Description: Closure law for extended division of positive reals. (Contributed by Thierry Arnoux, 18-Dec-2016)

Ref Expression
Hypotheses rpxdivcld.1 
|- ( ph -> A e. RR+ )
rpxdivcld.2 
|- ( ph -> B e. RR+ )
Assertion rpxdivcld 
|- ( ph -> ( A /e B ) e. RR+ )

Proof

Step Hyp Ref Expression
1 rpxdivcld.1 
 |-  ( ph -> A e. RR+ )
2 rpxdivcld.2 
 |-  ( ph -> B e.
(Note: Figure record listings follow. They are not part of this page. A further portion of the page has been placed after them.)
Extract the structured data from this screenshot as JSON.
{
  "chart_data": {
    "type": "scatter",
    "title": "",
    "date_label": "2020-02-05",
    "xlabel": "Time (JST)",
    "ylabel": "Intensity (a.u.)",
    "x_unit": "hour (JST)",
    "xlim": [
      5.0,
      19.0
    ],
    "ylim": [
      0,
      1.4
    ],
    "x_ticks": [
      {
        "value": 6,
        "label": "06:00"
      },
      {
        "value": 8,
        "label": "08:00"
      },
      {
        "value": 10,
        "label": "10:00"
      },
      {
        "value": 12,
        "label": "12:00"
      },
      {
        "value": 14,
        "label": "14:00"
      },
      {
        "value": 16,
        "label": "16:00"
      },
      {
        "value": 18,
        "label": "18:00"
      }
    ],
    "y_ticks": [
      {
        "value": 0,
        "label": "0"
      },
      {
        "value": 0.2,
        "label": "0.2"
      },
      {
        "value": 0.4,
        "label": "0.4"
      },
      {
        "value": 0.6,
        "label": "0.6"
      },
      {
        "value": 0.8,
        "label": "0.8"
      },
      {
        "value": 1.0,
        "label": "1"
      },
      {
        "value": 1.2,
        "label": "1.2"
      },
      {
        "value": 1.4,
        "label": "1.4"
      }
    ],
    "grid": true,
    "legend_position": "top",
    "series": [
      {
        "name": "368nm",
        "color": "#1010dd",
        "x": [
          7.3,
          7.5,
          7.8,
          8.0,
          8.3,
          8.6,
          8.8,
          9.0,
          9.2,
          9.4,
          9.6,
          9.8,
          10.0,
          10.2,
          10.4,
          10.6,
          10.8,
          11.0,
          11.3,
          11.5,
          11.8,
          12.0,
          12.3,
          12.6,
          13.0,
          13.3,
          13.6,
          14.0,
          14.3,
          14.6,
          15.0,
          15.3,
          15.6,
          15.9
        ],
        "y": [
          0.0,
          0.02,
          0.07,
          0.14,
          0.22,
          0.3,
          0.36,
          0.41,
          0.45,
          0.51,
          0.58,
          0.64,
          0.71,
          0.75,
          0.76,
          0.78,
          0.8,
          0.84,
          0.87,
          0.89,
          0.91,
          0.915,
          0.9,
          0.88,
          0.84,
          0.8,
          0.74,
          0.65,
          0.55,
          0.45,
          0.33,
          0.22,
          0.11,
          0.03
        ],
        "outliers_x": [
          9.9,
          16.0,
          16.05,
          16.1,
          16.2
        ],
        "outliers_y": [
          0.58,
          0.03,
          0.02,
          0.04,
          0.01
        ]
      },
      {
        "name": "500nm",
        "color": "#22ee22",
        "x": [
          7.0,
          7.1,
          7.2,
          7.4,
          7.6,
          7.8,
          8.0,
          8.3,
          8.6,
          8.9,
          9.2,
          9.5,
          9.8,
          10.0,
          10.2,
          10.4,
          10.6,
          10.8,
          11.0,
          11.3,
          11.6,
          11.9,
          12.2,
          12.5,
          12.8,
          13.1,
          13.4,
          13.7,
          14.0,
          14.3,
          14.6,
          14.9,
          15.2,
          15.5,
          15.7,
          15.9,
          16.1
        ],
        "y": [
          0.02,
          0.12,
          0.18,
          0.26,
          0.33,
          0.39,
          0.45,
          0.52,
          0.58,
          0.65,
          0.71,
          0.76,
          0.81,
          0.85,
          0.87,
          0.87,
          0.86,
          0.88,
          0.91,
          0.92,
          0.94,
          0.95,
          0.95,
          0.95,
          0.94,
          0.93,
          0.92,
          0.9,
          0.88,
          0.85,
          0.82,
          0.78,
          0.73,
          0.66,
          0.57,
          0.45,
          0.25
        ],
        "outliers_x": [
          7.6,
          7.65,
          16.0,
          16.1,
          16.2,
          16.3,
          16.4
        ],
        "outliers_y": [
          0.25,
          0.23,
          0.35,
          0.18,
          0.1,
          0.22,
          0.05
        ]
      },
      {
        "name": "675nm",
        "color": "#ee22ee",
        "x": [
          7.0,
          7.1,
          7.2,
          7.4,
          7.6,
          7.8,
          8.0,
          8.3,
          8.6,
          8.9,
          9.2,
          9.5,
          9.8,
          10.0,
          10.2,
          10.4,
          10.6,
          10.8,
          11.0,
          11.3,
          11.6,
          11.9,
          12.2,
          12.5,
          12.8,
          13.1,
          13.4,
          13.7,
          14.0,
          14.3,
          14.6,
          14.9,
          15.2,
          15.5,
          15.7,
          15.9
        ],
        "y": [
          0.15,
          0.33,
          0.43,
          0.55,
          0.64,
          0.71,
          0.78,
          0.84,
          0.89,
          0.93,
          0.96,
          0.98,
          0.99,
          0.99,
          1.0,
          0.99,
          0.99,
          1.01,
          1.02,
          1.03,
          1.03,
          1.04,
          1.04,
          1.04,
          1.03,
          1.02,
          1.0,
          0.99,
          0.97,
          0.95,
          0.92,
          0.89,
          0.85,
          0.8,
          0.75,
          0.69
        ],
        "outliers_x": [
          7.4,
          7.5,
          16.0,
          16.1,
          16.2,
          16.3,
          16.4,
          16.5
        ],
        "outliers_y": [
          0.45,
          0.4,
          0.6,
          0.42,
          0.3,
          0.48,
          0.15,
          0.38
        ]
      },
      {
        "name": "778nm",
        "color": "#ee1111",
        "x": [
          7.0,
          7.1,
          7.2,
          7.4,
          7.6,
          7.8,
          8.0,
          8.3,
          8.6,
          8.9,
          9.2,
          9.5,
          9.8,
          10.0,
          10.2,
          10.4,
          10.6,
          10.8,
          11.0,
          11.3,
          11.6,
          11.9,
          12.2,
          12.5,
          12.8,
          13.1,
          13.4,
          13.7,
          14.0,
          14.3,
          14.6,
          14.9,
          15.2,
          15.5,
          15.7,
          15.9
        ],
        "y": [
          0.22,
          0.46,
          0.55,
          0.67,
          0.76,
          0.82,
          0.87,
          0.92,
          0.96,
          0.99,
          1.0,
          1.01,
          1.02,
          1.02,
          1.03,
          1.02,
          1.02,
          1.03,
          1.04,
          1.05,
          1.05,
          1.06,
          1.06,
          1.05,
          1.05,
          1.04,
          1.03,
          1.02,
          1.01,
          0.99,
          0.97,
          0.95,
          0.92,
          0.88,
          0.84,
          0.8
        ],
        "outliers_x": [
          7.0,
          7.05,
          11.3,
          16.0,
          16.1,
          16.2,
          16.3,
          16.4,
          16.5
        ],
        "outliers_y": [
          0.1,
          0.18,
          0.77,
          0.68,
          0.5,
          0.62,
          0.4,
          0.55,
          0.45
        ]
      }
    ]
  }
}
RR+ )
3 1 rpred 
 |-  ( ph -> A e. RR )
4 2 rpred 
 |-  ( ph -> B e. RR )
5 2 rpne0d 
 |-  ( ph -> B =/= 0 )
6 rexdiv 
 |-  ( ( A e. RR /\ B e. RR /\ B =/= 0 ) -> ( A /e B ) = ( A / B ) )
7 3 4 5 6 syl3anc 
 |-  ( ph -> ( A /e B ) = ( A / B ) )
8 1 2 rpdivcld 
 |-  ( ph -> ( A / B ) e. RR+ )
9 7 8 eqeltrd 
 |-  ( ph -> ( A /e B ) e. RR+ )